I should not laugh. I had no idea what "the Marches" were until I read George Eliot's Middlemarch some few years ago.

The essay was good, not great, but good, and then I ran into something that made my day. Do you remember this from an earlier post?
From The Book of Numbers, John H. Conway and Richard K. Guy, c. 1996, page 2:
One such system is:
wan, twan, tethera, methera, pimp,
sethera, lethera, overa, dovera, dick,
wanadick, twanadick, tetheradick, metheradick, pimpdick,
setheradick, letheradkic, hoveradick, doveradick, bumfit,
wanabumfit, ...
Such rustic sequences appear in many countries. They are usually highly corrupted versions of the standard number systems of ancient languages.
Hickory, dickory, doc,
The mouse ran up the clock.
The clock struck one;
The mouse ran down.
Hickory, dickory, dock.
Probably "hickory," "dickory," and "dock" are the words for "eight," "nine," and "ten" in one of these systems (compare "hovera, dovera, dick"), while "eeny, meeny, miny, mo" mean "one, two, three, four" in another.
Hold that thought.

From the essay today:
One especially telling encounter involves a shepher named Willy Tyson, who at local country shows is celebrated for counting his flock in the ancient Cumbri dialect of Rheged, which the Victorian believed was:
perhaps the last remnant of the lost aboriginal language of [the region], passed down through an oral tradition over forty generations ...

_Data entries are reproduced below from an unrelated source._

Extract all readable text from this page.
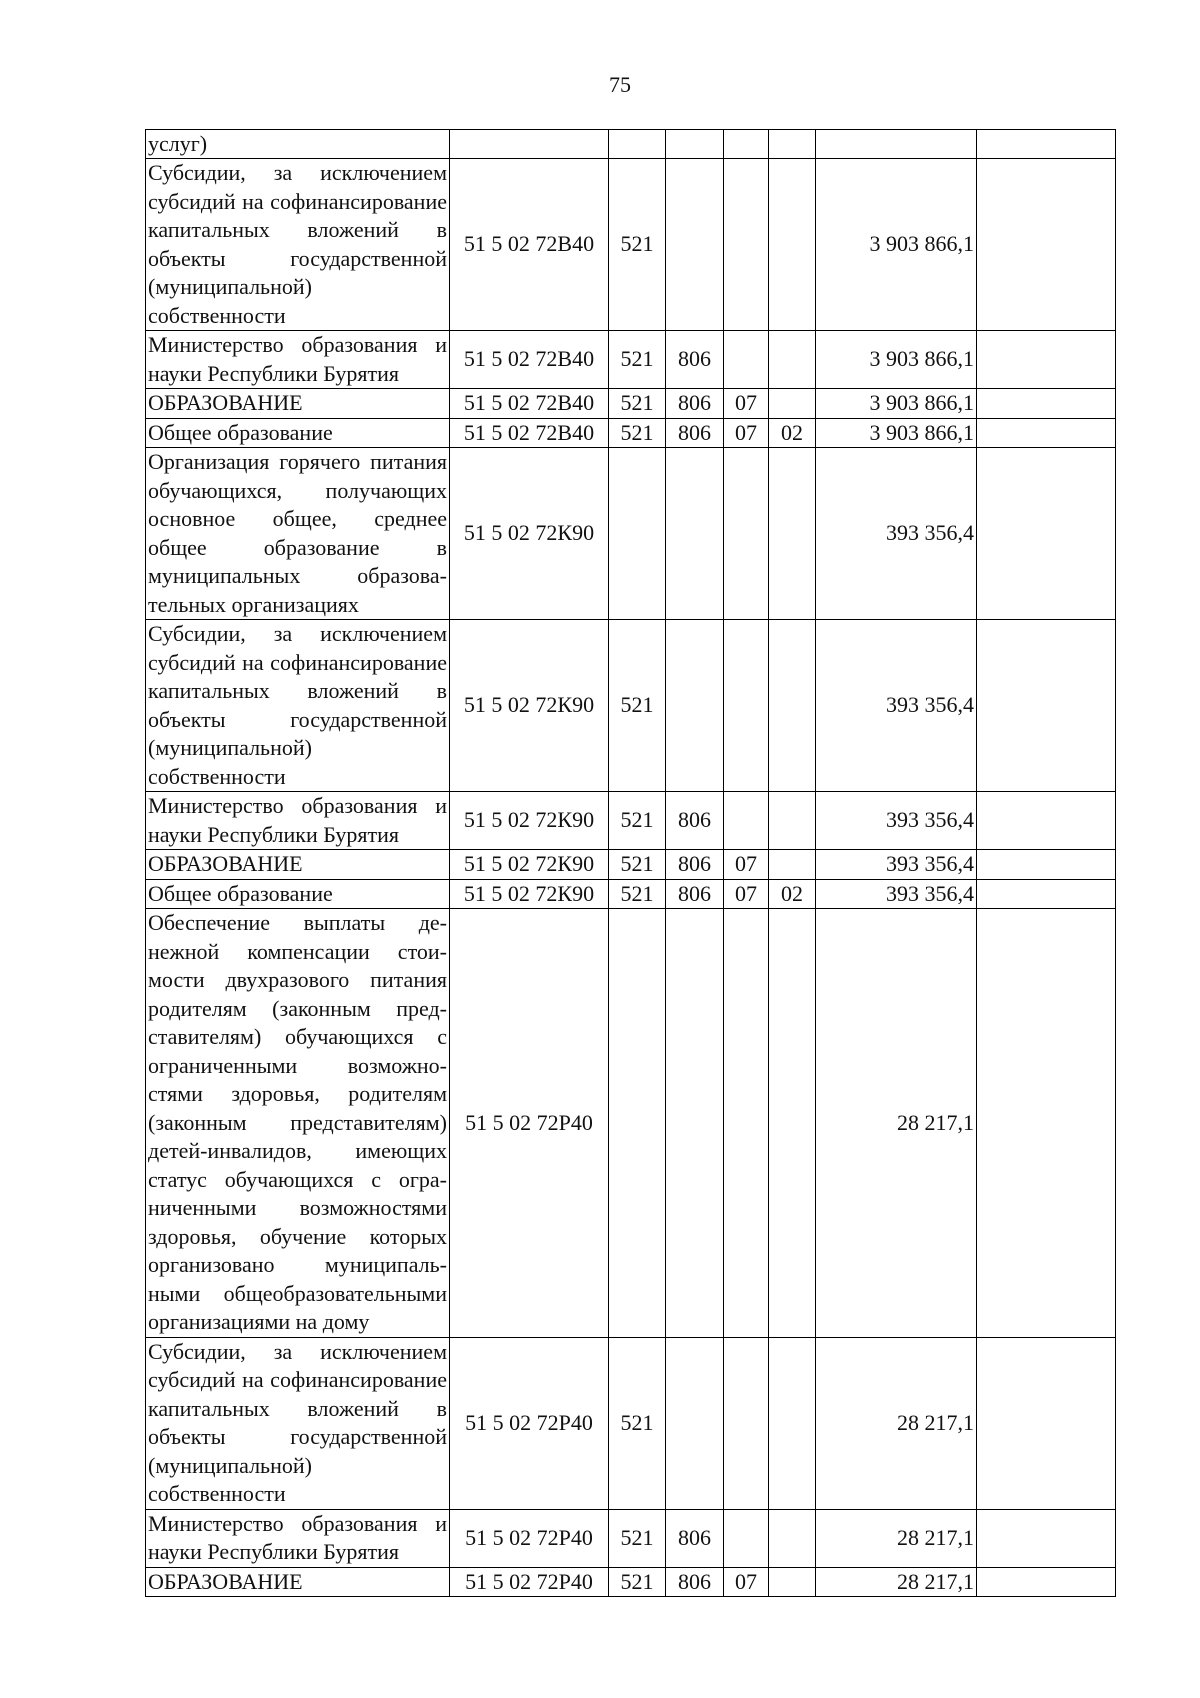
75
услуг)							
Субсидии, за исключением субсидий на софинансирование капитальных вложений в объекты государственной (муниципальной) собственности	51 5 02 72В40	521				3 903 866,1	
Министерство образования и науки Республики Бурятия	51 5 02 72В40	521	806			3 903 866,1	
ОБРАЗОВАНИЕ	51 5 02 72В40	521	806	07		3 903 866,1	
Общее образование	51 5 02 72В40	521	806	07	02	3 903 866,1	
Организация горячего питания обучающихся, получающих основное общее, среднее общее образование в муниципальных образовательных организациях	51 5 02 72К90					393 356,4	
Субсидии, за исключением субсидий на софинансирование капитальных вложений в объекты государственной (муниципальной) собственности	51 5 02 72К90	521				393 356,4	
Министерство образования и науки Республики Бурятия	51 5 02 72К90	521	806			393 356,4	
ОБРАЗОВАНИЕ	51 5 02 72К90	521	806	07		393 356,4	
Общее образование	51 5 02 72К90	521	806	07	02	393 356,4	
Обеспечение выплаты денежной компенсации стоимости двухразового питания родителям (законным представителям) обучающихся с ограниченными возможностями здоровья, родителям (законным представителям) детей-инвалидов, имеющих статус обучающихся с ограниченными возможностями здоровья, обучение которых организовано муниципальными общеобразовательными организациями на дому	51 5 02 72Р40					28 217,1	
Субсидии, за исключением субсидий на софинансирование капитальных вложений в объекты государственной (муниципальной) собственности	51 5 02 72Р40	521				28 217,1	
Министерство образования и науки Республики Бурятия	51 5 02 72Р40	521	806			28 217,1	
ОБРАЗОВАНИЕ	51 5 02 72Р40	521	806	07		28 217,1	
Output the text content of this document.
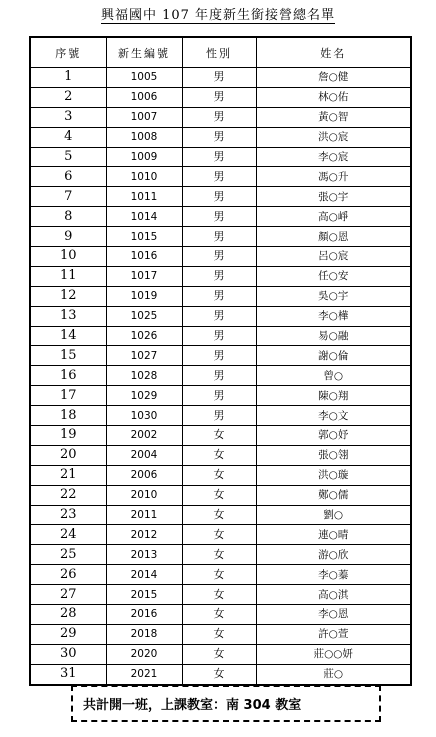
興福國中 107 年度新生銜接營總名單
序號	新生編號	性別	姓名
1	1005	男	詹○健
2	1006	男	林○佑
3	1007	男	黃○智
4	1008	男	洪○宸
5	1009	男	李○宸
6	1010	男	馮○升
7	1011	男	張○宇
8	1014	男	高○崢
9	1015	男	顏○恩
10	1016	男	呂○宸
11	1017	男	任○安
12	1019	男	吳○宇
13	1025	男	李○樺
14	1026	男	易○融
15	1027	男	謝○倫
16	1028	男	曾○
17	1029	男	陳○翔
18	1030	男	李○文
19	2002	女	郭○妤
20	2004	女	張○翎
21	2006	女	洪○璇
22	2010	女	鄭○儒
23	2011	女	劉○
24	2012	女	連○晴
25	2013	女	游○欣
26	2014	女	李○蓁
27	2015	女	高○淇
28	2016	女	李○恩
29	2018	女	許○萱
30	2020	女	莊○○妍
31	2021	女	莊○
共計開一班，上課教室：南 304 教室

"Yan, tan, tethera, methera, pimp, sethera, lethera, hovera, dovera, dick, yan-a-dick, methera, bamfit, gigot ..."
Something tells me the author of the new book missed a few of the counting words, and might have gotten a few of them wrong ("methera" as both "four" and "twelve"?). Whatever.
Wow, like the Bakken, reading never ceases to amaze me, what I might find.